Skin types can be categorized into six phototypes, which indicate the skin’s response to sun exposure. The phototype is determined by factors such as skin color, eye color, and hair color. It also reflects the quality and quantity of melanin in the skin.
Knowing your phototype can help you understand how your skin will react to the sun and what type of tan you are likely to achieve. Italy, for example, has a prevalence of intermediate phototypes, which means people can easily burn and tan poorly.
The phototypes are as follows:
- Phototype 1: Very light eyes, fair skin, freckles, and red or blond hair (often called the Irish type). This phototype does not tan and is prone to sunburn;
- Phototype 2: Light eyes and skin, light brown or dark blond hair (often called the German type). This phototype tans very little and is prone to sunburn;
- Phototype 3: The Mediterranean phototype characterized by brown hair, fair skin, and dark eyes. This phototype tans gradually and burns moderately;
- Phototype 4: Dark eyes, hair, and complexion, olive skin (often referred to as the dark Mediterranean type). This phototype tans quickly and easily but burns poorly;
- Phototype 5: Dark eyes and hair, dark skin (often called the South American or Indian type). This phototype always tans and maintains an intense, even complexion for a long time;
- Phototype 6: People with black skin who are less prone to sunburn and erythema.
Regardless of your phototype, it is essential to protect your skin from sun damage using sunscreen with a suitable sun protection factor (SPF).
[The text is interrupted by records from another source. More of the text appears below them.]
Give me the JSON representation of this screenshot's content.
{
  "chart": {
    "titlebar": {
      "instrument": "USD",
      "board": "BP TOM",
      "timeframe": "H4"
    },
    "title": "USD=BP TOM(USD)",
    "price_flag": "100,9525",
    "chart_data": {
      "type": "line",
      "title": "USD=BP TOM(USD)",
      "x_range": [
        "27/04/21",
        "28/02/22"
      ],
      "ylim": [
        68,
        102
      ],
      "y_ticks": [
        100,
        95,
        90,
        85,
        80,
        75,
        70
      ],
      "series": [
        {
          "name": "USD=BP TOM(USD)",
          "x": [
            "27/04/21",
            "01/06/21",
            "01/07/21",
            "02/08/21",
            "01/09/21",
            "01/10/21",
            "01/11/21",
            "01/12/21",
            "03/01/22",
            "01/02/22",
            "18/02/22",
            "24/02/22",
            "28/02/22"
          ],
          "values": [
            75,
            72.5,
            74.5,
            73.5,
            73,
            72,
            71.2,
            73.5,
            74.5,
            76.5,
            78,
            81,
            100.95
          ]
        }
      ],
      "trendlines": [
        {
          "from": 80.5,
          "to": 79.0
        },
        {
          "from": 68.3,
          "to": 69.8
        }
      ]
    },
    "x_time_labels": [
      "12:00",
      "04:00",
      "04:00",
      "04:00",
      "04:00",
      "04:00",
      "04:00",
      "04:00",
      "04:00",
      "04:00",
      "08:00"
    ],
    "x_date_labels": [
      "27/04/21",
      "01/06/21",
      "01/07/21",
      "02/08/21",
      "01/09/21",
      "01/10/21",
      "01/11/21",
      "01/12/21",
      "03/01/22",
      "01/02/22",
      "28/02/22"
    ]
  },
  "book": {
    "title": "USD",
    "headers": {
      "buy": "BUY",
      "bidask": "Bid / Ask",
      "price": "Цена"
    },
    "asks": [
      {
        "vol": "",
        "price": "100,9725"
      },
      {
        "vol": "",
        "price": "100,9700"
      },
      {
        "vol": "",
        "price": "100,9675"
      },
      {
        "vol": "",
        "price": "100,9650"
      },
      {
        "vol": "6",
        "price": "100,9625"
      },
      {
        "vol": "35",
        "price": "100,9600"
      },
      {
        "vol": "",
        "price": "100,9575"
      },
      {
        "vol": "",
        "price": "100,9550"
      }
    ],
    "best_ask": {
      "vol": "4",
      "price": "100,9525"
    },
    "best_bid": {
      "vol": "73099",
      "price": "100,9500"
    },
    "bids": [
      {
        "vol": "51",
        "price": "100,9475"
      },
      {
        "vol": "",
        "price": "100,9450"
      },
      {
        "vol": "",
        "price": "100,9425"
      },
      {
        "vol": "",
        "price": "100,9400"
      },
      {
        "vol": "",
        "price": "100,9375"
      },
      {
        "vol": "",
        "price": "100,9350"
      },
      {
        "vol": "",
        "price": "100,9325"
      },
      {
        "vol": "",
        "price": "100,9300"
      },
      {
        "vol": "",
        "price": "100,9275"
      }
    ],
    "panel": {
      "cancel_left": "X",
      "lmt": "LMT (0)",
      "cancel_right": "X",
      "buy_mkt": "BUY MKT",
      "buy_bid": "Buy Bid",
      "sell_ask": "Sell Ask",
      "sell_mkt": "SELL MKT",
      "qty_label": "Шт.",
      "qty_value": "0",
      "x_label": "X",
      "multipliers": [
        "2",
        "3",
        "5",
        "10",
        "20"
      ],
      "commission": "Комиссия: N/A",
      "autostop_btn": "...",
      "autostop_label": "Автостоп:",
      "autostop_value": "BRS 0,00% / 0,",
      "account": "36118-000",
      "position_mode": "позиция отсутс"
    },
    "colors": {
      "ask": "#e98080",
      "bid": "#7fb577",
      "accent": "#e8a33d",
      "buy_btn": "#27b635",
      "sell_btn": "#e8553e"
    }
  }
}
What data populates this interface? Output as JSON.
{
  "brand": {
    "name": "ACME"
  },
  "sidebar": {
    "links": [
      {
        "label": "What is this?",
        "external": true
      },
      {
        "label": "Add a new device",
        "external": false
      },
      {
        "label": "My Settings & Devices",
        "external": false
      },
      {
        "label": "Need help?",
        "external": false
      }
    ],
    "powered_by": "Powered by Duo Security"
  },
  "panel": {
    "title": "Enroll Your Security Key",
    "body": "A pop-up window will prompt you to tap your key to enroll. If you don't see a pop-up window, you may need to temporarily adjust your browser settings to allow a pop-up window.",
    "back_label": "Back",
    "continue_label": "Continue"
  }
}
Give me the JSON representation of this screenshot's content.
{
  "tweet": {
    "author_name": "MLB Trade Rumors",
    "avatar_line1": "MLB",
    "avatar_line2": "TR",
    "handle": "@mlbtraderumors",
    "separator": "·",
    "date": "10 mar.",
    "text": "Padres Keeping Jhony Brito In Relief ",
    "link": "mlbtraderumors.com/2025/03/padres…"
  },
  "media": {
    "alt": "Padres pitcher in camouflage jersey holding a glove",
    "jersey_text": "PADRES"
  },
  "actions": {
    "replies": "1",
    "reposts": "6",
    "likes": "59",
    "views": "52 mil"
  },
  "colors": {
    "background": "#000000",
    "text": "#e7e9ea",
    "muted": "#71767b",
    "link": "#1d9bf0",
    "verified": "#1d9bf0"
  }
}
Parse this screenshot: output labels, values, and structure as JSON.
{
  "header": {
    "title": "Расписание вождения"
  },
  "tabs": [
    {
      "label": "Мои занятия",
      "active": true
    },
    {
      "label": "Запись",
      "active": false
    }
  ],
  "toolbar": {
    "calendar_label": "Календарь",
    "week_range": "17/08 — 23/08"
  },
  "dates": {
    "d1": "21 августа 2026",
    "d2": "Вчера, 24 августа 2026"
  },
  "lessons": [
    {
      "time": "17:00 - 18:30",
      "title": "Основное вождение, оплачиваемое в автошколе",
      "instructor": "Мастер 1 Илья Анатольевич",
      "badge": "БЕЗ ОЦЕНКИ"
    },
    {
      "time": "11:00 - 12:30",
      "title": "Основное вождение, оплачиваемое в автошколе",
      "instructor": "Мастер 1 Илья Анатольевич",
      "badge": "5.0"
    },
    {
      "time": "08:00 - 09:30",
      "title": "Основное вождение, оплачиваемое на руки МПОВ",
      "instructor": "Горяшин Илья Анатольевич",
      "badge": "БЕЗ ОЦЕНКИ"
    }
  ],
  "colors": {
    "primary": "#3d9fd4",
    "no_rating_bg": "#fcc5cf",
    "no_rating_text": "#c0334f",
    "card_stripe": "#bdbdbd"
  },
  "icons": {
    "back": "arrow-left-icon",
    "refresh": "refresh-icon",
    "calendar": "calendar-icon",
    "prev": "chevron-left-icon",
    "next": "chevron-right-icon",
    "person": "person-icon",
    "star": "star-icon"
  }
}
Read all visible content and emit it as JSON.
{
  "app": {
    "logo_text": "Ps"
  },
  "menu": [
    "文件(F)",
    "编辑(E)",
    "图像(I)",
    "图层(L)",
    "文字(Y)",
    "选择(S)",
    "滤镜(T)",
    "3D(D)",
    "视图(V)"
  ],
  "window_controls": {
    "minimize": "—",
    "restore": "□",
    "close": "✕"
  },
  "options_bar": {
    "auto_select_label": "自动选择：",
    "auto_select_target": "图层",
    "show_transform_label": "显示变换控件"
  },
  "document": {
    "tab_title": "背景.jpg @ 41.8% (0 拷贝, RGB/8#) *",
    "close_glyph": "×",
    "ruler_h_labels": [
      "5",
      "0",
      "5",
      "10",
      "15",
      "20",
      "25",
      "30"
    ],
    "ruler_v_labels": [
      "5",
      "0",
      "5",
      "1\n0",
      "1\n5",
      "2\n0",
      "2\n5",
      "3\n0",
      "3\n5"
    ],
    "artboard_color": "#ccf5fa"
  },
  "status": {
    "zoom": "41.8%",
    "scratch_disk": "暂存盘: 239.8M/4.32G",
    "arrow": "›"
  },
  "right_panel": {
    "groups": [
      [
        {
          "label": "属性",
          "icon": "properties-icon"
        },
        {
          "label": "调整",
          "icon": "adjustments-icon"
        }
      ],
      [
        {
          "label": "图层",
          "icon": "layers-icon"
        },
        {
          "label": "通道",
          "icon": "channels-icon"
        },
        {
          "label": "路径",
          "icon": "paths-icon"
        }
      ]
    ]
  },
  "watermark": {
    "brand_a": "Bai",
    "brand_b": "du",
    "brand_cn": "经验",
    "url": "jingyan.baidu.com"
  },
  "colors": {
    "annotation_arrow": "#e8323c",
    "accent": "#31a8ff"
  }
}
Protecting Your Skin from the Sun: Choosing the Right Sunscreen
Sunscreen with SPF is a crucial defense against sunburn. It blocks harmful rays while allowing you to tan without damaging your skin. It is especially important to protect children’s skin.
Children’s skin is more susceptible and absorbs even the toxic components of creams easily. Therefore, it is recommended to use creams with physical filters that reflect sunlight for children, in addition to providing them with hats, T-shirts, and sunglasses.
Sunscreens with chemical filters that absorb the sun’s radiation can be used for adults. The adult skin is less sensitive and more resilient to this type of protection.
Remember to reapply sunscreen every 2 hours and after swimming, as it degrades and wears off quickly.
However, it is worth noting that sunscreen alone cannot replace common sense. Avoid exposing yourself to the sun during peak hours (from 11 a.m. to 4 p.m.), as the concentration of erythematous UVB rays is highest during this time, even on cloudy days. UVA rays, which are the most damaging to the skin, are present at all hours.
Lastly, always consider the local time in relation to daylight when planning your sun exposure.